Georges’s house in the Corsican village of Cargèse—his weekend and summer holiday home—was a welcome respite for those attending the Cargèse Institute of Scientific Studies, a summer school for theoretical physics. Georges would attend lectures and invite attendees back to his home, just a few steps from the school.
Because of his beliefs regarding human rights and freedom, in 1978 Georges canceled his participation in a congress in Dubna, Soviet Union, to protest the imprisonment of physicist Yuri Orlov.

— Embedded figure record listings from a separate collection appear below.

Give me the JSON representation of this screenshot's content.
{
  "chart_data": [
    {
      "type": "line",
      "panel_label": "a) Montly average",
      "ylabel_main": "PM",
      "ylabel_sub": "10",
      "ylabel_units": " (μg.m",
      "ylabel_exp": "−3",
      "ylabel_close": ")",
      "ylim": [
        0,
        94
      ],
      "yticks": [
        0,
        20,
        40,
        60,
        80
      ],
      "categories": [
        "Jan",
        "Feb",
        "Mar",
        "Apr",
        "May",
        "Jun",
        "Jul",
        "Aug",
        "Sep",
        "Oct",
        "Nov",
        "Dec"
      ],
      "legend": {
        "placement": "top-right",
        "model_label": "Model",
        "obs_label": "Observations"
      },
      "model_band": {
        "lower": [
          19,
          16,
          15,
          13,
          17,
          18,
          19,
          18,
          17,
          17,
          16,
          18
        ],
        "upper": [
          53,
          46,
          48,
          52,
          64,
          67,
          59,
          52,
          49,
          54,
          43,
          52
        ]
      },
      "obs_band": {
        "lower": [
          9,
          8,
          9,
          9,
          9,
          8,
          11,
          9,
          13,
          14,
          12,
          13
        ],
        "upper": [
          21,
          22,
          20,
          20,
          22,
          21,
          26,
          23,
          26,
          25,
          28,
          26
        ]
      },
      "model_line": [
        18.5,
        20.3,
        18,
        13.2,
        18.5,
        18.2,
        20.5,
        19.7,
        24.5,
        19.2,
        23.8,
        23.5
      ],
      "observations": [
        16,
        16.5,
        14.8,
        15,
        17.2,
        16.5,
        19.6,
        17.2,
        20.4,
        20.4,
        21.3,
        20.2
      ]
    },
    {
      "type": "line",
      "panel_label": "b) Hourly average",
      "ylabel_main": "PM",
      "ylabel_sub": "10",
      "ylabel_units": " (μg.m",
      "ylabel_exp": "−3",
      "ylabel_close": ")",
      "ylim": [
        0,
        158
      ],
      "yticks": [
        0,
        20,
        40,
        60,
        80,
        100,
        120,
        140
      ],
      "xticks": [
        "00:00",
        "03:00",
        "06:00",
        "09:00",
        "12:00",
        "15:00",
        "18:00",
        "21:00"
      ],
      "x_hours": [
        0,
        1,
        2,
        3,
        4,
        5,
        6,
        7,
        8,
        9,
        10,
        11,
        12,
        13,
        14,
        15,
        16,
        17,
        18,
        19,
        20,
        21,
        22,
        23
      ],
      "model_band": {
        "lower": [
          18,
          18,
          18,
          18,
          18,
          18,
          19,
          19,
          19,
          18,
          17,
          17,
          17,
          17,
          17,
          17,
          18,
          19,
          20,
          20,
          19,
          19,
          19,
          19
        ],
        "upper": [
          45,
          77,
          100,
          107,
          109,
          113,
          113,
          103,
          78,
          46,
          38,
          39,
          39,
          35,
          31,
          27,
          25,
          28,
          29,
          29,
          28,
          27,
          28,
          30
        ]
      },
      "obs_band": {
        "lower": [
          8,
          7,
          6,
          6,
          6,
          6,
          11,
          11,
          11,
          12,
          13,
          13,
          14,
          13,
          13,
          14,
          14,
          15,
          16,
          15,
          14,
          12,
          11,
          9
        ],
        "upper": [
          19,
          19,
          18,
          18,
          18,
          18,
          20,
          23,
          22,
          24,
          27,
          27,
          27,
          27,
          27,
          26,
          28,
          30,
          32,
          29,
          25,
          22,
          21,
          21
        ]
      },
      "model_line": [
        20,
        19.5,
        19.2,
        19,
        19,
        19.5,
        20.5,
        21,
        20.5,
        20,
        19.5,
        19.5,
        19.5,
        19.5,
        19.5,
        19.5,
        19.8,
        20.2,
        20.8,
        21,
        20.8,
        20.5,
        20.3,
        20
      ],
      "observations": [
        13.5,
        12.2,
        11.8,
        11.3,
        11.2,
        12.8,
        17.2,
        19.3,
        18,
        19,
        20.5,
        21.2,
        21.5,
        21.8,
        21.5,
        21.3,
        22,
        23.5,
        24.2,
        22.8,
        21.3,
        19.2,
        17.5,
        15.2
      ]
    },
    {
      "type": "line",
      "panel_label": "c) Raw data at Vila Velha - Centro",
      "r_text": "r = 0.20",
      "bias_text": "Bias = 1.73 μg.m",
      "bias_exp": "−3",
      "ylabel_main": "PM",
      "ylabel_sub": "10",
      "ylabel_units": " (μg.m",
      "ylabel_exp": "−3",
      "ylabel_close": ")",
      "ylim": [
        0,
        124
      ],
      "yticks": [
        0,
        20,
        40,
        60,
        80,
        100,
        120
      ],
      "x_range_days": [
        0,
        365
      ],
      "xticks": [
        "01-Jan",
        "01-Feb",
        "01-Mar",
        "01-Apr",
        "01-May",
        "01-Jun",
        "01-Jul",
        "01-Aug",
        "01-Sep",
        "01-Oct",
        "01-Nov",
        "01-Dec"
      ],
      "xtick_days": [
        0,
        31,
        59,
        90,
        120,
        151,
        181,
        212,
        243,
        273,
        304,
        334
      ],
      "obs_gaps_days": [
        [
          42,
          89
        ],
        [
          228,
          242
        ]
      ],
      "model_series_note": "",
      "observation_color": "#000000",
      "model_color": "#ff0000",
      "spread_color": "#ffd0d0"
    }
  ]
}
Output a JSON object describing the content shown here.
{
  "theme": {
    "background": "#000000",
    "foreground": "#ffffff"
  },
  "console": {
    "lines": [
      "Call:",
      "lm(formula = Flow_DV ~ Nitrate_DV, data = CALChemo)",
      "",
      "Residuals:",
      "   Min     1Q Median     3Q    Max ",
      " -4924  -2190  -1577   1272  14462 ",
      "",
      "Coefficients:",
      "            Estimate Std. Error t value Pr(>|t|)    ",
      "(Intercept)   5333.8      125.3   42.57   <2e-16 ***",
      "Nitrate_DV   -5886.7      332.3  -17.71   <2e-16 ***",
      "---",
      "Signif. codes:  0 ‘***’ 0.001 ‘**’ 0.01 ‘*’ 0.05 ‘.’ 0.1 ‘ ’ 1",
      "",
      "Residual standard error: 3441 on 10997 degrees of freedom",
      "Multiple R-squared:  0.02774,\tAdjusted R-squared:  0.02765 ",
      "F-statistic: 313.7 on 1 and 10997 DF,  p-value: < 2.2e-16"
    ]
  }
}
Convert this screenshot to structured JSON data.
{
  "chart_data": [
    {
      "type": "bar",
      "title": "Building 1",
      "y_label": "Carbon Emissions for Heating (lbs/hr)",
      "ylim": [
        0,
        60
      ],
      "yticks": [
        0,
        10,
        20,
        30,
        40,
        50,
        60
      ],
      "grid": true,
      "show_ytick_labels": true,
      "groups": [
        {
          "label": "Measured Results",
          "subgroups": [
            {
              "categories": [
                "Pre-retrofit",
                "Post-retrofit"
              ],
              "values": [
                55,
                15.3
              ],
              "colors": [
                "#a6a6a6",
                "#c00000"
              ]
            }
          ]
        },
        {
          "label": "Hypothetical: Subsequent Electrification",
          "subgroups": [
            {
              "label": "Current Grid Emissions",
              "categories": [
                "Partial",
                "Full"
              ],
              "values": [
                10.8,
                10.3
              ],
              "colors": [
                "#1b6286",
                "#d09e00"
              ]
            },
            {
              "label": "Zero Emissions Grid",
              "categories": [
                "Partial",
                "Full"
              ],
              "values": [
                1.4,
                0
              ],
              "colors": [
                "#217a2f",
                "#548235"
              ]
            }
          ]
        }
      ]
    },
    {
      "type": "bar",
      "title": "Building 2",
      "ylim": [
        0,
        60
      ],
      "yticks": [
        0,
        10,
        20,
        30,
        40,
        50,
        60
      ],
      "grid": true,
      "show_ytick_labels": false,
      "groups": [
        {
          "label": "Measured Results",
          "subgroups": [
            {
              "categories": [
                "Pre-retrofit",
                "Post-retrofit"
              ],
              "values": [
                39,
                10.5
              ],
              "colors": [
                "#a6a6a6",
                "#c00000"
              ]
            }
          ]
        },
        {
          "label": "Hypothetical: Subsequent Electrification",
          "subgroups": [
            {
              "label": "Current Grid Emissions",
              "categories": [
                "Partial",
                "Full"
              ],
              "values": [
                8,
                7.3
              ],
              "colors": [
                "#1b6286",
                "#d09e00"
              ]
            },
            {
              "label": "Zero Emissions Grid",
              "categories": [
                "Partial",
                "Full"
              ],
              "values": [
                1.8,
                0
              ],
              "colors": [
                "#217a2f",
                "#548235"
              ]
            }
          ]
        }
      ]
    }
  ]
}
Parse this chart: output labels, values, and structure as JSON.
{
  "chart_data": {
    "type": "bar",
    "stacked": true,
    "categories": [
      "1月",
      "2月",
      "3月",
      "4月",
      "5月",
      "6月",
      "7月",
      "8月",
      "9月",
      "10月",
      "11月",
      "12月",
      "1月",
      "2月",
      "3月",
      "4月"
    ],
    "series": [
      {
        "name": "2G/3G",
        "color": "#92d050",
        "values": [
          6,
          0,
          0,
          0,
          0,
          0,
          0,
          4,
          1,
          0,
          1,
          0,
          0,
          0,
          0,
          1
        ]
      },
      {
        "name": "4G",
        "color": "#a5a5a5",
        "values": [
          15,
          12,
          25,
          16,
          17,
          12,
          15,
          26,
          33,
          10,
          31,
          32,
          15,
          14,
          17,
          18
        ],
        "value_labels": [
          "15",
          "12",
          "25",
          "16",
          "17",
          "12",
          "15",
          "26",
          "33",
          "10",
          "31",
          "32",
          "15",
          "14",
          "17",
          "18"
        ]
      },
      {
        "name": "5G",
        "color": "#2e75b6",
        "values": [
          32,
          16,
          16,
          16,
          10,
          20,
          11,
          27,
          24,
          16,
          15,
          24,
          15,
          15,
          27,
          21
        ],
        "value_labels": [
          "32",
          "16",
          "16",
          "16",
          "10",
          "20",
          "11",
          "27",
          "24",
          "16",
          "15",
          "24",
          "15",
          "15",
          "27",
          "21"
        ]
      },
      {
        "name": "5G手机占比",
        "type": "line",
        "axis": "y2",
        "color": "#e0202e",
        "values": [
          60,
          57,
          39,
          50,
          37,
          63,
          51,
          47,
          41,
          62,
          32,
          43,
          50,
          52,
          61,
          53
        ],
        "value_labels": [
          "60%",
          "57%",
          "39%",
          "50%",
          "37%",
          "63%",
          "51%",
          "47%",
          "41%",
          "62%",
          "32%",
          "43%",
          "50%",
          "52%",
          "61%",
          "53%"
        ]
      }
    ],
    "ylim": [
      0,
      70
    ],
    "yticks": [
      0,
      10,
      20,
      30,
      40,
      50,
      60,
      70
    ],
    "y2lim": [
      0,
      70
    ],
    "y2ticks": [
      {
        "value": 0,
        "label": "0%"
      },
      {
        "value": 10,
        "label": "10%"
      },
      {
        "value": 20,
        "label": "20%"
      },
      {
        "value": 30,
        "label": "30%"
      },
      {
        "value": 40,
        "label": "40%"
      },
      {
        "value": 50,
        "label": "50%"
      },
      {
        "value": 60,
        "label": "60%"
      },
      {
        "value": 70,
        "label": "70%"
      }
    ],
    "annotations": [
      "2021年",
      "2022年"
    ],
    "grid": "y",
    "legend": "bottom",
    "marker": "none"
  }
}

Georges was a concerned citizen involved in many social and educational activities. He was passionate about popularizing science, and he wrote several books to make physics accessible to the general public. They include Debunked! (Johns Hopkins University Press, 2004), in which he and Henri Broch poke fun at astrology, other superstitions, and pseudoscience; and Megawatts and Megatons: A Turning Point in the Nuclear Age? (Random House, 2001), in which Georges—a proponent of nuclear power—and Richard Garwin discuss how nuclear energy can be an economically feasible and environmentally responsible energy source and present strategies to achieve arms control. Recently he and François Vannucci published Le vrai roman des particules élémentaires (The True Story of Elementary Particles; Dunod, 2010), which describes the extraordinary development of particle physics and what we know of the standard model today.
In 1996 Georges started a program that trains primary school teachers in bringing hands-on science to students in France. He followed in the footsteps of his friend Lederman, who first began such an initiative in Chicago in 1990.
We will fondly remember this great humanist who was highly enthusiastic, creative, open minded, and thoughtful.